Wednesday, November 11, 2020

Intuition sees through the visible to the invisible

James Hillman writes, "The traditional mode of perceiving the invisible and therefore of perceiving the soul is intuition. Intuition also includes what I have called mythic sensibility, for when a myth strikes us, it seems true and gives sudden insight. In psychology intuition means ‘direct and unmediated knowledge,’ ‘immediate or innate apprehension of a complex group of data.’ Intuition is both thoughtless and also not a feeling state; it is a clear, quick, and full apprehension, ‘the significant feature being the immediacy of the process.’ Intuitions ‘occur to a person without any known process of cogitation or reflective thinking.’

“Our perceptions of people are mostly intuitive. We take them in as a whole—accent, clothes, build, expression, complexion, voice, stance, gestures, the regional, social, and class cues—all delivers itself at once, as a full gestalt. Intuitions occur; we do not make them. They come to us as a sudden idea, a definite judgment, a grasped meaning. Mystical thinking attributes this forcefulness, which produces my insight, to a power in the thing. The power in the thing establishes the reality, even the physicality, of the invisible.

However, “Because intuitions are clear, quick, and full, and therefore so convincing, they can be wholly wrong, missing the mark just as quickly and completely as they can get it right. Jung, who placed intuition (with thinking, feeling, and sensation) among the four functions of consciousness, made a major point of intuition’s need for its brother and sister functions.
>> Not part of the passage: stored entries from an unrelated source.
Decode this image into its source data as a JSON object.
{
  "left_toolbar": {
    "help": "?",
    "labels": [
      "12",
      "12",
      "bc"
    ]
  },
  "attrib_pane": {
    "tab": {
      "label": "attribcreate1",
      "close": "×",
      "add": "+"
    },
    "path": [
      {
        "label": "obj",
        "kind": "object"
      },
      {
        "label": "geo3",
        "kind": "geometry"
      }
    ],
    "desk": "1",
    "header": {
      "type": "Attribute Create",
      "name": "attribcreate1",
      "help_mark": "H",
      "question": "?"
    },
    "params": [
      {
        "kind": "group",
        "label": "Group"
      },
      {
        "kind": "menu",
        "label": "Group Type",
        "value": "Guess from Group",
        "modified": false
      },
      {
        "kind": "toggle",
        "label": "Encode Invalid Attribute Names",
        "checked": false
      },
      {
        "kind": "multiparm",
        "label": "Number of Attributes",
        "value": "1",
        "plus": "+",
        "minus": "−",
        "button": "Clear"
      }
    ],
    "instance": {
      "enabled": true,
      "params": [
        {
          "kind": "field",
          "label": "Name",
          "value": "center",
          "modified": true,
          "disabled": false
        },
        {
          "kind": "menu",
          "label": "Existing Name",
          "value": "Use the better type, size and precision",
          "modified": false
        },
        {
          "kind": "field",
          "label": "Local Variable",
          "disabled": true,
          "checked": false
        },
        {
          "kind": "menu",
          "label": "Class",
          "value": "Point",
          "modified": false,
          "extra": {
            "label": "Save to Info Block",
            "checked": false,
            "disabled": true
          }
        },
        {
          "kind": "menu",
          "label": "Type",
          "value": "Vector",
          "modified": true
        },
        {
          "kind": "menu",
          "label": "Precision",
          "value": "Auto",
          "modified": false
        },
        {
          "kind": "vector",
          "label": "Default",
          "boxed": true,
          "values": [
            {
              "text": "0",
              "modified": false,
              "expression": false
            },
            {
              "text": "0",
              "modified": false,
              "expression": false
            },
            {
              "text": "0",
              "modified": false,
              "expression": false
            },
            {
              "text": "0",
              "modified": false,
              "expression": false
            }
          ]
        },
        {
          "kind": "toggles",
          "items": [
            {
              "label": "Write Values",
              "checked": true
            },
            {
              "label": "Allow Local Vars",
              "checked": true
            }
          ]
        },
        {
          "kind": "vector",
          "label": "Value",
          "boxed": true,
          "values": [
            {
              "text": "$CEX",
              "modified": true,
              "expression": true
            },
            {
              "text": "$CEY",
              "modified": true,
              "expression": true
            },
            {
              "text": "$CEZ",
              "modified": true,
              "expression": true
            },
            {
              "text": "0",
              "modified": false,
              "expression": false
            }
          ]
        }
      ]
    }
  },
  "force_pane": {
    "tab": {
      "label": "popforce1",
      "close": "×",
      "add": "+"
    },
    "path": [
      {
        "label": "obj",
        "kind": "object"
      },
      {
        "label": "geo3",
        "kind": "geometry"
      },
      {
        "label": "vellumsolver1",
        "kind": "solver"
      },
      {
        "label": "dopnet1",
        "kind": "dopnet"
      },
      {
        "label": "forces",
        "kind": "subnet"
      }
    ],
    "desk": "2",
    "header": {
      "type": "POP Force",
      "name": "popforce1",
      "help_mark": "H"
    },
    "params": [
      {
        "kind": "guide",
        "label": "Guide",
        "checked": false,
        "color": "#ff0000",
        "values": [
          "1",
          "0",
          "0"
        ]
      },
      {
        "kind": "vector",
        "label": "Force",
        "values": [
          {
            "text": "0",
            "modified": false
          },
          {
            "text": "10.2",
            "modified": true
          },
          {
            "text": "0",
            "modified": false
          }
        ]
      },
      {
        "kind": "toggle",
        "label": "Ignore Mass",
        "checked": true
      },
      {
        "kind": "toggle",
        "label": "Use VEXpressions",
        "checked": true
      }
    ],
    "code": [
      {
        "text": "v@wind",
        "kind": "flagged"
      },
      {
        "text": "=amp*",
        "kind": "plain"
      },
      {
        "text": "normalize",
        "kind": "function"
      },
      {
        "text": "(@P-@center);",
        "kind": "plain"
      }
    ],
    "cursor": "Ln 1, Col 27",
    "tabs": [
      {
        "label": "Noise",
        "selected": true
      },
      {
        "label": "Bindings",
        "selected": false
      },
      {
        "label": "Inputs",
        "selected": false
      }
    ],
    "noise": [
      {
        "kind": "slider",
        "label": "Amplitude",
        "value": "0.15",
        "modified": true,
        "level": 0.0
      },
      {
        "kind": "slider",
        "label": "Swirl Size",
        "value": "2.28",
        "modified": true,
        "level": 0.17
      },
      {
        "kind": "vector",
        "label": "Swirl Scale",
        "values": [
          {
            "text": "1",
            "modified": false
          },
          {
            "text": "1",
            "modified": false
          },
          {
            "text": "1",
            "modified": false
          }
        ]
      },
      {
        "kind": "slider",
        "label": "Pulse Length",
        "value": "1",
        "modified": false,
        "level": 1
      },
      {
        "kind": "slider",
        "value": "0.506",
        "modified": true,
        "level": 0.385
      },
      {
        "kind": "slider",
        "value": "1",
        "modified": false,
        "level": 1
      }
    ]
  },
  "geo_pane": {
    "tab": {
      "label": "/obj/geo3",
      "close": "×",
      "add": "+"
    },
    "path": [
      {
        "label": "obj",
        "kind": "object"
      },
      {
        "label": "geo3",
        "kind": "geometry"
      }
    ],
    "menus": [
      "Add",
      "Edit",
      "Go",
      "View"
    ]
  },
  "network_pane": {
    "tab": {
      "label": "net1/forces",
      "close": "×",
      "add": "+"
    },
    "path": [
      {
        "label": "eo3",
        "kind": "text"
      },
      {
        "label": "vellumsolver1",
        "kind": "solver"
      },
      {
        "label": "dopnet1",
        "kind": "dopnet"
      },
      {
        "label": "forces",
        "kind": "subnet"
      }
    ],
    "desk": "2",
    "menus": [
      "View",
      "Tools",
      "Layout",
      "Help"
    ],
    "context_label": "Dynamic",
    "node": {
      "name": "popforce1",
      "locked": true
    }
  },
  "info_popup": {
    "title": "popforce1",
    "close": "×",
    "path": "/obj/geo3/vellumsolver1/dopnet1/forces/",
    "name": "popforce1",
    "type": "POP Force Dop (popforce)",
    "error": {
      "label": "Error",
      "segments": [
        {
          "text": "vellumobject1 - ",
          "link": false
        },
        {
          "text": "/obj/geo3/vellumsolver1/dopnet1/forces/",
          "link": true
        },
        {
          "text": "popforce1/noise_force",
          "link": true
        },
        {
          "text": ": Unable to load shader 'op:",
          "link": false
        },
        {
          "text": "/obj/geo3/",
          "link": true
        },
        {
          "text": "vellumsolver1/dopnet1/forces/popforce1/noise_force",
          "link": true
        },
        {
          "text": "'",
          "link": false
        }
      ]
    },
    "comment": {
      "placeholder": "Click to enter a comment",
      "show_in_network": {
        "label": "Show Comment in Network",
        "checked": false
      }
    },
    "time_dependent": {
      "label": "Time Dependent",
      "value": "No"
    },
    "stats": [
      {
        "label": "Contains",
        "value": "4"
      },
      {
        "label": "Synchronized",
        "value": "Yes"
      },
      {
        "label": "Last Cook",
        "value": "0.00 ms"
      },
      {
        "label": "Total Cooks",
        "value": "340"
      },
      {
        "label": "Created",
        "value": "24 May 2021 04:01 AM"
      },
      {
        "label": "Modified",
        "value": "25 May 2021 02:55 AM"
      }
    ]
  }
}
But Jung’s ironic realism regarding intuition was not shared by the idealist strain of intuitionist philosophers.”*

“Intuition is also called upon for explaining creativity and genius, the inexplicable accounted for by a process that is itself inexplicable. But the idolization of intuition neglects especially its darkest shadow, the intuitive opportunism of the sociopath, and the clear, quick and full seizures of the psychopathic criminal whose unmediated and self-evident propositions produce wholly arbitrary and casual deeds of violence, without logic, feeling, or appreciation of real facts.

“Intuition may propose a way, but does not assure right action or even accurate perception. Our mythic sensibility may pick up the authentic tidings of inward things, but only checking the facts, looking back at tradition, thinking carefully, and valuing by feeling can assure authenticity. For centuries the Roman Catholic Church has used these methods for testing intuitive claims of sanctity and examining miracles.
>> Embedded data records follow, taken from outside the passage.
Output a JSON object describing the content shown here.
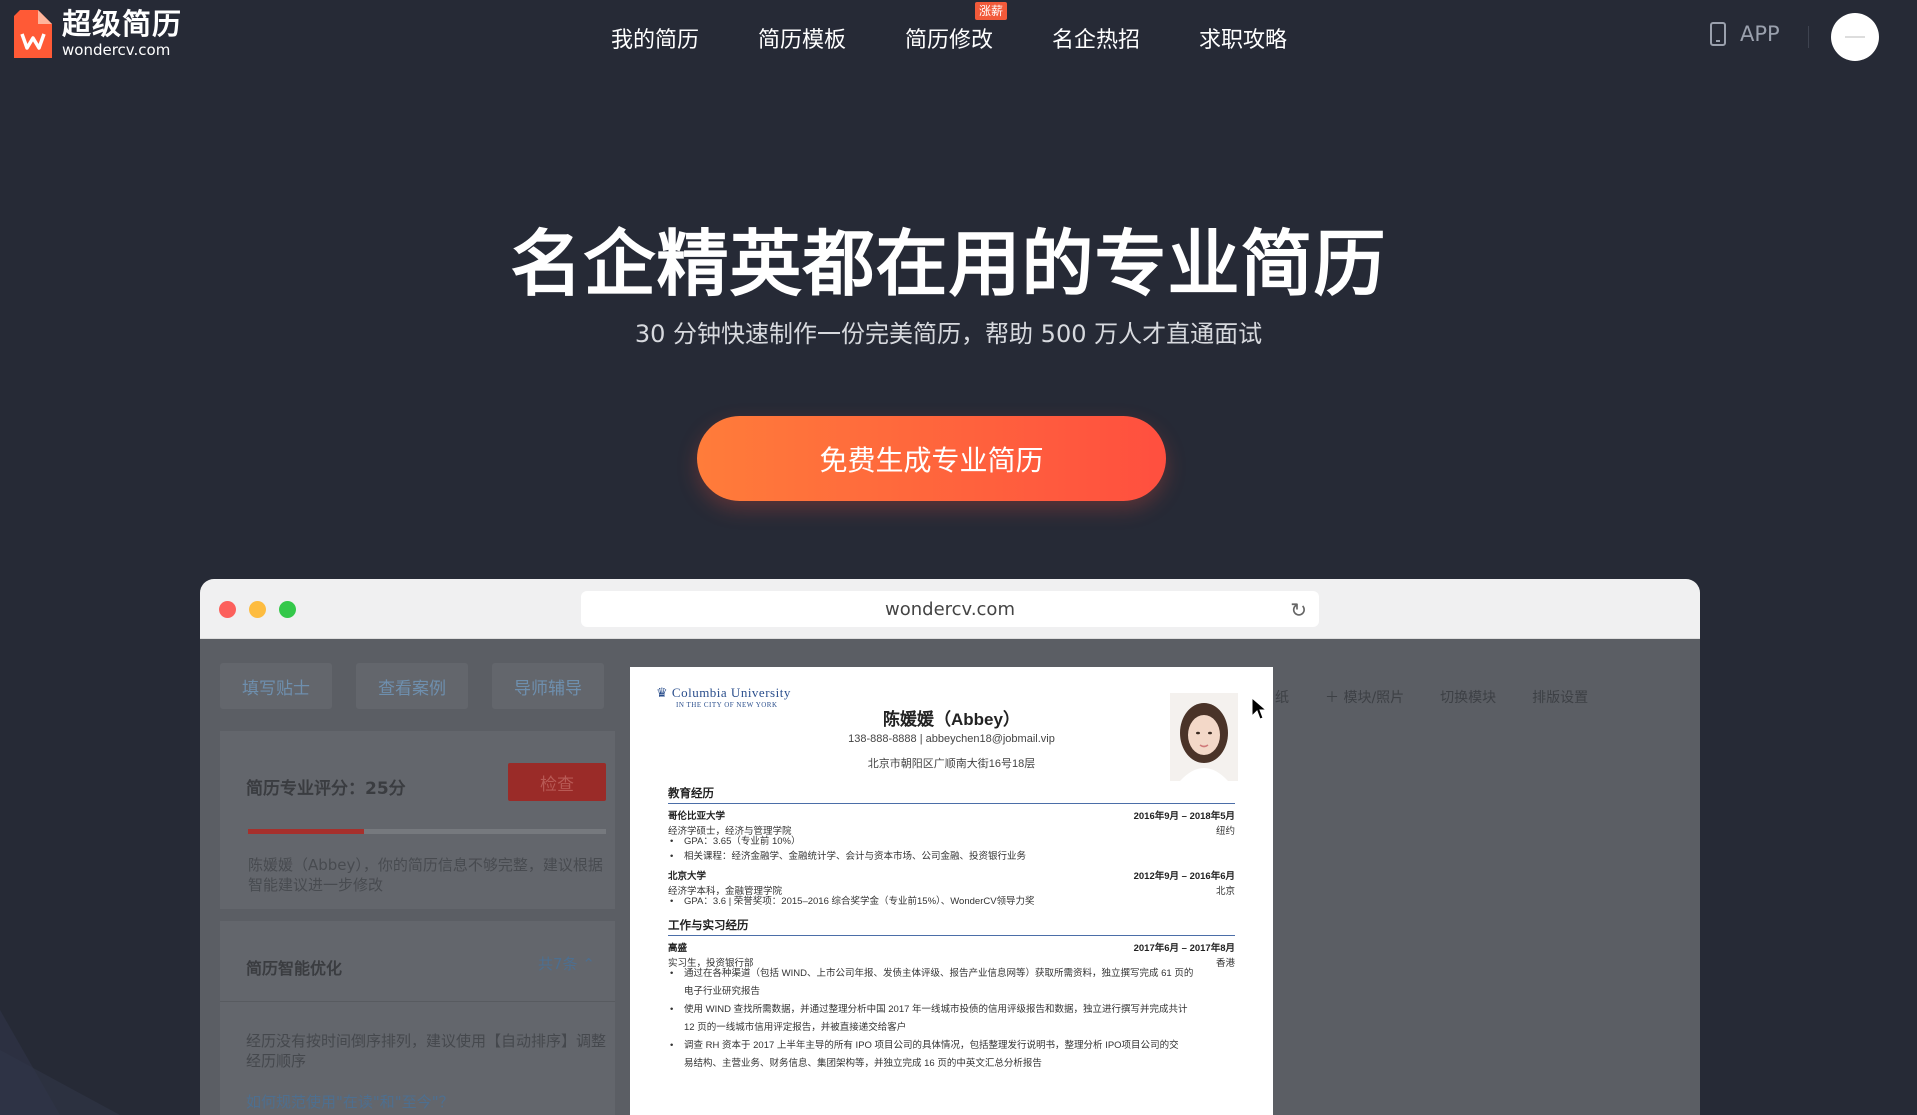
{
  "nav": {
    "logo_cn": "超级简历",
    "logo_en": "wondercv.com",
    "items": [
      {
        "label": "我的简历"
      },
      {
        "label": "简历模板"
      },
      {
        "label": "简历修改",
        "badge": "涨薪"
      },
      {
        "label": "名企热招"
      },
      {
        "label": "求职攻略"
      }
    ],
    "app_label": "APP"
  },
  "hero": {
    "title": "名企精英都在用的专业简历",
    "subtitle": "30 分钟快速制作一份完美简历，帮助 500 万人才直通面试",
    "cta": "免费生成专业简历"
  },
  "browser": {
    "url": "wondercv.com"
  },
  "editor": {
    "tabs": [
      "填写贴士",
      "查看案例",
      "导师辅导"
    ],
    "score_label": "简历专业评分：25分",
    "score_percent": 0.325,
    "check_button": "检查",
    "score_message": "陈媛媛（Abbey），你的简历信息不够完整，建议根据智能建议进一步修改",
    "optimize_title": "简历智能优化",
    "optimize_count": "共7条",
    "optimize_text": "经历没有按时间倒序排列，建议使用【自动排序】调整经历顺序",
    "optimize_link": "如何规范使用\"在读\"和\"至今\"？",
    "tools": [
      "纸",
      "＋ 模块/照片",
      "切换模块",
      "排版设置"
    ]
  },
  "resume": {
    "university": "Columbia University",
    "university_sub": "IN THE CITY OF NEW YORK",
    "name": "陈媛媛（Abbey）",
    "contact": "138-888-8888 | abbeychen18@jobmail.vip",
    "address": "北京市朝阳区广顺南大街16号18层",
    "education_title": "教育经历",
    "edu1_school": "哥伦比亚大学",
    "edu1_date": "2016年9月 – 2018年5月",
    "edu1_degree": "经济学硕士，经济与管理学院",
    "edu1_location": "纽约",
    "edu1_b1": "GPA：3.65（专业前 10%）",
    "edu1_b2": "相关课程：经济金融学、金融统计学、会计与资本市场、公司金融、投资银行业务",
    "edu2_school": "北京大学",
    "edu2_date": "2012年9月 – 2016年6月",
    "edu2_degree": "经济学本科，金融管理学院",
    "edu2_location": "北京",
    "edu2_b1": "GPA：3.6 | 荣誉奖项：2015–2016 综合奖学金（专业前15%）、WonderCV领导力奖",
    "work_title": "工作与实习经历",
    "work1_company": "高盛",
    "work1_date": "2017年6月 – 2017年8月",
    "work1_role": "实习生，投资银行部",
    "work1_location": "香港",
    "work1_b1": "通过在各种渠道（包括 WIND、上市公司年报、发债主体评级、报告产业信息网等）获取所需资料，独立撰写完成 61 页的",
    "work1_b1b": "电子行业研究报告",
    "work1_b2": "使用 WIND 查找所需数据，并通过整理分析中国 2017 年一线城市投债的信用评级报告和数据，独立进行撰写并完成共计",
    "work1_b2b": "12 页的一线城市信用评定报告，并被直接递交给客户",
    "work1_b3": "调查 RH 资本于 2017 上半年主导的所有 IPO 项目公司的具体情况，包括整理发行说明书，整理分析 IPO项目公司的交",
    "work1_b3b": "易结构、主营业务、财务信息、集团架构等，并独立完成 16 页的中英文汇总分析报告"
  }
}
“This excursion on intuition was necessary for three reasons. First, we needed an acceptable term for the kind of perception that sees mythically, that sees through the visible, and that claims insight into the invisible. We needed to make psychologically plausible the idea of mythical sensibility, equivalent to that of math and music so that reliance on myth in this book may carry conviction. To grasp or be grasped by myth you need intuition. The relevance of a myth to life strikes like a revelation or a self-evident proposition, which cannot be demonstrated by logic or induced from factual evidence. The best evidence is anecdote, the telling example that lights up an obscure idea in a clear intuitive flash.
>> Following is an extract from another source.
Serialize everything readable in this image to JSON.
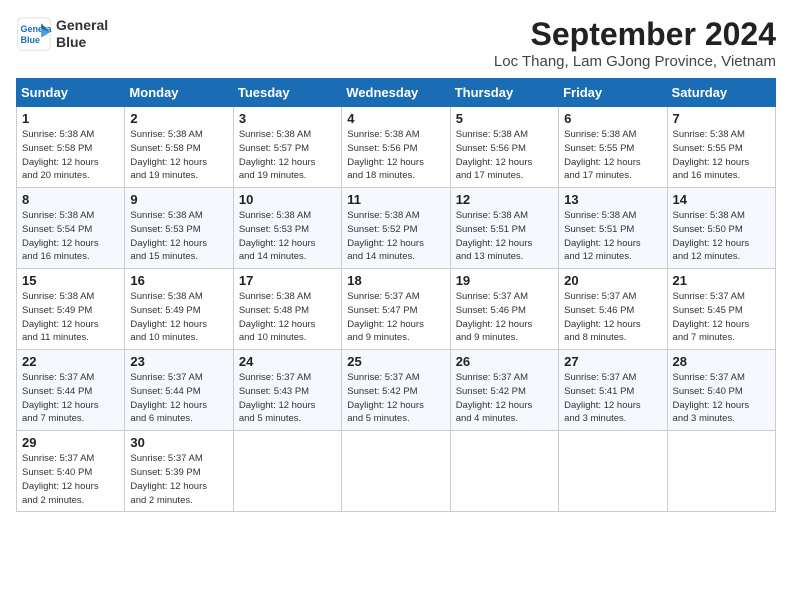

“The second reason for this excursus was to show a common function at work in the three bridges, math, music, and myth, and also in the realm of aesthetics or beauty. It is intuition that gives them each their instantaneity and sureness.

James Hillman writes: "The third reason takes us again to biographies and to a terrible tension between intuition and tuition in many exemplars of the acorn. Emerson wrote: ‘We denote this primary wisdom as Intuition whilst all later teachings are tuitions.’ Emerson opposes the two, seeing intuition as not-tuition. Insight and learning, the heart’s imagination and classroom study, do not have to be opposed. Nevertheless, Emerson correctly intuited that strong division in many of the eminent who chose intuition over tuition. They quit school; they hated it; they wouldn’t or couldn’t learn; they were thrown out; their teachers walked out on them: intuition at war with tuition.

“Not every child will profit from missing school, but for us who watch over them and supposedly guide them, this door to the invisible factors at work in their disorders must be kept open, just in case it is an angel knocking and not merely a malady.

“Remember Jung’s remark: ‘The Gods have become diseases.’ To see the angel in the malady requires an eye for the invisible, a certain blinding one eye and an opening of the other to elsewhere. It is impossible to see the angel unless you first have a notion of it; otherwise the child is simply stupid, willful, or pathological. Even in the sciences, you only begin to see the phenomenon in the sky or under the microscope if someone first describes what you are looking for; we need instruction in the art of seeing. Then the invisible becomes suddenly visible, right in your squinting eye."

*“Baruch Spinoza, Friedrich Schelling, Benedetto Croce, Henri Bergson, Edmund Husserl, and Alfred North Whitehead ennoble it one way or another as an axiomatic and quasi-divine gift that is, as well, a philosophical method of knowing truth.” James Hillman, The Soul’s Code, 99.